According to the resolution the Utah Attorney General will represent Grand County along with the State of Utah and Carbon County. If conflicts arise among those parties, “they shall meet and confer” to resolve those conflicts, the resolution states.

However, the parties may have to retain independent counsel to resolve conflicts. When the potential cost to the county was discussed as a reason to not intervene, Grand County Attorney Happy Morgan said the attorney general has sometimes helped with costs, as he did when the county had to cope with several expensive murder trials in 2004.

Council chairman Greenberg presented a memo he prepared to support his contention that the health, safety, and welfare of county citizens are not threatened by the complaint, as the resolution states, and that there is no need to intervene.

Ciarus said that a confidential memo prepared by Morgan refutes both Greenberg’s memo and his conclusion, especially because it depends on information provided by John Harja, director of the Governor’s Public Lands Policy Coordination Office. “He changes quite a bit,” Ciarus said.

Because Morgan’s memo was submitted to the council as confidential information, a copy was not released to the public.

Ciarus said the county has a vital interest in the court action because the new RMP’s travel plan is identical with the county’s travel plan, which is based on the county’s general plan and calls for new roads for mineral exploration. He expressed concern that if SUWA wins in court the travel plan will be jeopardized.

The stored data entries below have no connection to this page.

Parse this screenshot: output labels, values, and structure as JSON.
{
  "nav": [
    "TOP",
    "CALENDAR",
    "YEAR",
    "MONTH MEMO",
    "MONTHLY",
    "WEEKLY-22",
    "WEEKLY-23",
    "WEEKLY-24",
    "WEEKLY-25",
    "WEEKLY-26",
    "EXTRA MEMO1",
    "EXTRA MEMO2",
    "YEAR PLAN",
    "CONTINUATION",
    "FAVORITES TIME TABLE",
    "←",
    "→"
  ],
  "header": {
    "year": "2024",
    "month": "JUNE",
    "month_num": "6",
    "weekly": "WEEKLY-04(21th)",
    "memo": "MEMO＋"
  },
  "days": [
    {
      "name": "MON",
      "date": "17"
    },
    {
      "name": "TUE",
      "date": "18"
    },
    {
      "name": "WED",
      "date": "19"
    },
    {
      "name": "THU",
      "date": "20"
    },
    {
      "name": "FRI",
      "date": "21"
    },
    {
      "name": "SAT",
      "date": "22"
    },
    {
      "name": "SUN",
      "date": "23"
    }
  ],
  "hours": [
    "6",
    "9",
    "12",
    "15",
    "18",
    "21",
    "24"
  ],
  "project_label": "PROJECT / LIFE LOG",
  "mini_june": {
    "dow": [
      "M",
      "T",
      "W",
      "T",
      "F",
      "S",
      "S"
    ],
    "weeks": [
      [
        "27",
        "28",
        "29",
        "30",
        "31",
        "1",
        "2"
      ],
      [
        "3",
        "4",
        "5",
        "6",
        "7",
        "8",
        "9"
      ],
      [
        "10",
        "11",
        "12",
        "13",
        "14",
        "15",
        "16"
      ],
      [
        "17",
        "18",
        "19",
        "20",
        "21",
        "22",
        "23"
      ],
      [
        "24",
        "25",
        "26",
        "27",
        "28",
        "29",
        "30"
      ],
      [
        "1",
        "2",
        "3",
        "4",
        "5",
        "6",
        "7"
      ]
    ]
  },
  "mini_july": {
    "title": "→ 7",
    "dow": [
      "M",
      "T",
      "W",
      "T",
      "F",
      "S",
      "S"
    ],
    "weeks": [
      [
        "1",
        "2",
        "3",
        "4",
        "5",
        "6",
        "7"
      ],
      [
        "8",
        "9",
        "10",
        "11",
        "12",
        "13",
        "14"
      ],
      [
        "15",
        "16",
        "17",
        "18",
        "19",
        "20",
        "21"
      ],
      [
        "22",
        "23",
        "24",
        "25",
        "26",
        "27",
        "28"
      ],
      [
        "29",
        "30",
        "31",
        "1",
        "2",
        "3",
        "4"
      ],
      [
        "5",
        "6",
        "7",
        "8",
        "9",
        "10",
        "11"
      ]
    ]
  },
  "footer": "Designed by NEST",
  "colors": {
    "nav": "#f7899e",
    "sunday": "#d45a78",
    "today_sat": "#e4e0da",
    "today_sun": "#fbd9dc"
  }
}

He also argued that, if SUWA wins its case, then the county’s RS 2477 claims to class D roads will be jeopardized.

According to Harja, Greenberg’s memo states, “the most likely outcome [of the court] is that the parties to the suit will agree to have the BLM amend the portions of the RMP that are in dispute.”

According to Richard Rathbun, assistant Utah Attorney General, there are no RS 2477 issues at stake, Greenberg wrote. He also quoted a disclaimer from the RMP itself: “Nothing in this document is intended to provide evidence bearing on or addressing the validity of any RS 2477 assertions.”

Council member Baird said that he agreed with SUWA “somewhat,” and he worried about potential costs if Grand County’s interests diverge from Carbon County’s. But he said he voted for the resolution because he felt Grand must be part of the process.